It took a week—eons in the world of consumer tech hacks—but the Switch, Nintendo’s new handheld hybrid, looks like it’s finally been cracked, and it’s thanks to Apple.
The Switch’s operating system is notoriously closed. This means you can’t load homebrew—applications built for a device and published without approval from the device manufacturers—on it, or play old NES ROMs, or even browse the internet. Yet that all appears to have changed with a single tweet from noted iOS jailbreaker qwertyuiop.
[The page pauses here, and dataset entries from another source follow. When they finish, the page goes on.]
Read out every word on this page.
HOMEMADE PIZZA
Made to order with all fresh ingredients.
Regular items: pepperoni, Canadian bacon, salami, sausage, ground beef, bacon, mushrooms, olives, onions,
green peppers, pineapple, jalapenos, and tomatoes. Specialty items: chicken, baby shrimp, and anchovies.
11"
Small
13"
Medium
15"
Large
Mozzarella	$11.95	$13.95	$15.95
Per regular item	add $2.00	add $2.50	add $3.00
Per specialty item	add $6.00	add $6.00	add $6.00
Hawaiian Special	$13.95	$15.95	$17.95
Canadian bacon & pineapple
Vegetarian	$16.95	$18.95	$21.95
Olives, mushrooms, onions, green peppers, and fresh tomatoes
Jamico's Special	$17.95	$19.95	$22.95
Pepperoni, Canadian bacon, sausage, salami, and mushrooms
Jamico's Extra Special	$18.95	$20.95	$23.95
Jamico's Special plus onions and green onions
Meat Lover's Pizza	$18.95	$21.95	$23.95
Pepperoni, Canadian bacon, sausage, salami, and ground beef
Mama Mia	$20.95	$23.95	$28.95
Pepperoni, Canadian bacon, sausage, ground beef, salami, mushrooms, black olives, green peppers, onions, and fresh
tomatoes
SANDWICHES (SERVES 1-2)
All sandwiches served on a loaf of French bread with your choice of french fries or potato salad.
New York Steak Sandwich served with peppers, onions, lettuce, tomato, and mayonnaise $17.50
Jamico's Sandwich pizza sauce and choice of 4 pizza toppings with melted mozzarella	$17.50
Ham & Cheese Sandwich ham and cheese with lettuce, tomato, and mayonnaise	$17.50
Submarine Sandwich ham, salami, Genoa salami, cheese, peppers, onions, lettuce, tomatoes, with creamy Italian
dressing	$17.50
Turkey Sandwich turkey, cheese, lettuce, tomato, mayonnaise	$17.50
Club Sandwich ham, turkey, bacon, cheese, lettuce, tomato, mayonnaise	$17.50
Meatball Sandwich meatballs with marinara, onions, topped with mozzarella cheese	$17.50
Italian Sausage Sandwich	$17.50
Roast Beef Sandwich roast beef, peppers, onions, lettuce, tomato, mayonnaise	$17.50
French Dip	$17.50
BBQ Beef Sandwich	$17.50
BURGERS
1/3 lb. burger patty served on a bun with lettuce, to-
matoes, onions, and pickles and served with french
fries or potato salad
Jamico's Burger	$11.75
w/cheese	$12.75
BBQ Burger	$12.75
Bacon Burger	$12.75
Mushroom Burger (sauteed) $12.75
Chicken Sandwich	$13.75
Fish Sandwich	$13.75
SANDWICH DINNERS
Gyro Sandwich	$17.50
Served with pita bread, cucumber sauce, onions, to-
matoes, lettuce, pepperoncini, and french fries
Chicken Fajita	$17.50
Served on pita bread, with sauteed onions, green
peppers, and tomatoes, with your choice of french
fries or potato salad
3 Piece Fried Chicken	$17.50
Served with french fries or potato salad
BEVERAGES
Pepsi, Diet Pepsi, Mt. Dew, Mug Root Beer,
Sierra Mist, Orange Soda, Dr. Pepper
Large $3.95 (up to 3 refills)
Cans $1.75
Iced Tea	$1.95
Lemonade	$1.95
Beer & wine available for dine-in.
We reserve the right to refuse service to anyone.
If you zoom in on that image in the above tweet, you can see that qwertyoruiop has run their own Pangu jailbreak tool on the Switch, and has apparently had success doing so. That’s only possibly because qwertyoruiop’s new Switch hack is based around software that the Switch and iOS have in common. Basically, they took an old exploit from iOS and applied it to the Switch.
While the Switch doesn’t have a built-in browser, it does use Apple’s WebKit in order to render web pages. This is currently used exclusively for when people are linking their Twitter or Facebook accounts to their Nintendo Switch’s, but qwertyoruiop’s tweet suggests that a major vulnerability in the version of WebKit used could give Switch owners more access to the Switch OS.
Currently qwertyuiop’s hack is still just in the proof of concept phase, but their ability to access the system with little more than an old iOS jailbreaking tool suggests that a more useful hack, and exciting content for Switch owners, might be just around the corner. Provided Nintendo doesn’t patch a year old exploit it should have patched well before the launch of the Switch, that is.